A master doesn’t change the rules to suit his slave’s desires unless those desires coincide with his needs. There is no compromise and he doesn’t view his slave as an equal party in their relationship, regardless of marriage, children, religion, or any other factor that might enter into the relationship. He knows and understands that a slave wants, craves, needs to serve and be pleasing. And he makes her do so, regardless of her inhibitions or mood.

A master isn’t always kind. He isn’t always loving. Sometimes he doesn’t love his slave at all. He is there when his slave needs him, but he also knows when she really needs him and when it’s okay to leave her to her emotions. He learns over a period of time to read his slave like a book and knows how to dance her through the throes of being what he wants her to be: passionate, devoted, loyal, submissive, horny.

Above all, a master is not afraid to take a firm hand with his slave. He is not afraid to force her to submit to his will. And if she walks away because he forces her to be what she is, then he understands that she was never what she claimed to begin with and he lets her go. There may be some emotional pain involved, but in the long run it’s better for him to find a girl that fits him.
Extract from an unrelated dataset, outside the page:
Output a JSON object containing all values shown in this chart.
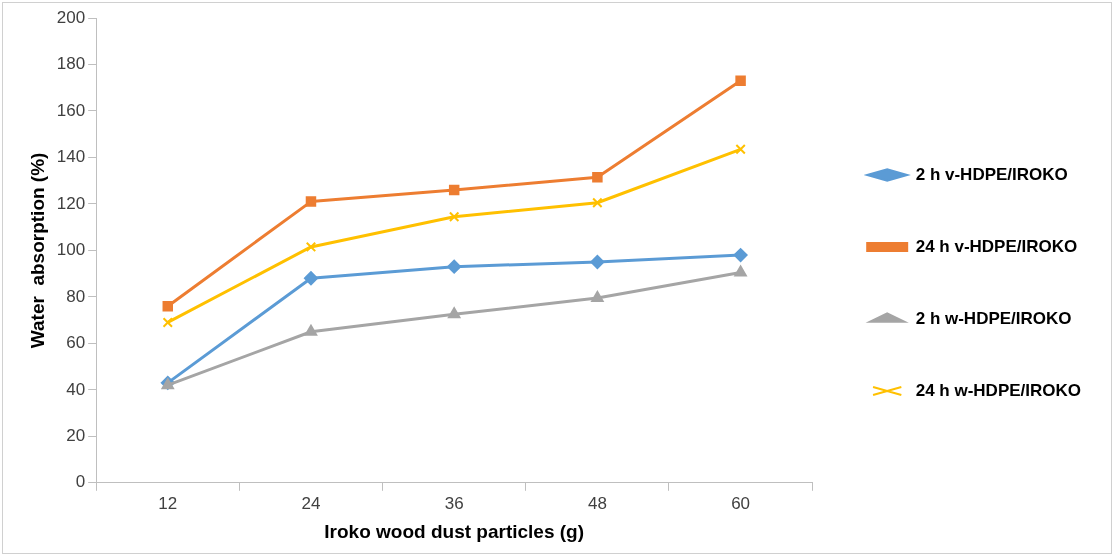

A 24/7 Master/slave relationship cannot survive without the parties involved remaining in their roles as they should. A master must be a master and a slave must be a slave and the lines cannot be blurred. A master backing down sends the message to a slave that she is correct in her way of thinking or behaving and the master is wrong. A slave trying to take the reins sends the message that she isn’t a slave at all. Take a firm hand or submit fully to his will whichever your new role in life calls for. It’s the only way to acheive your desired goals.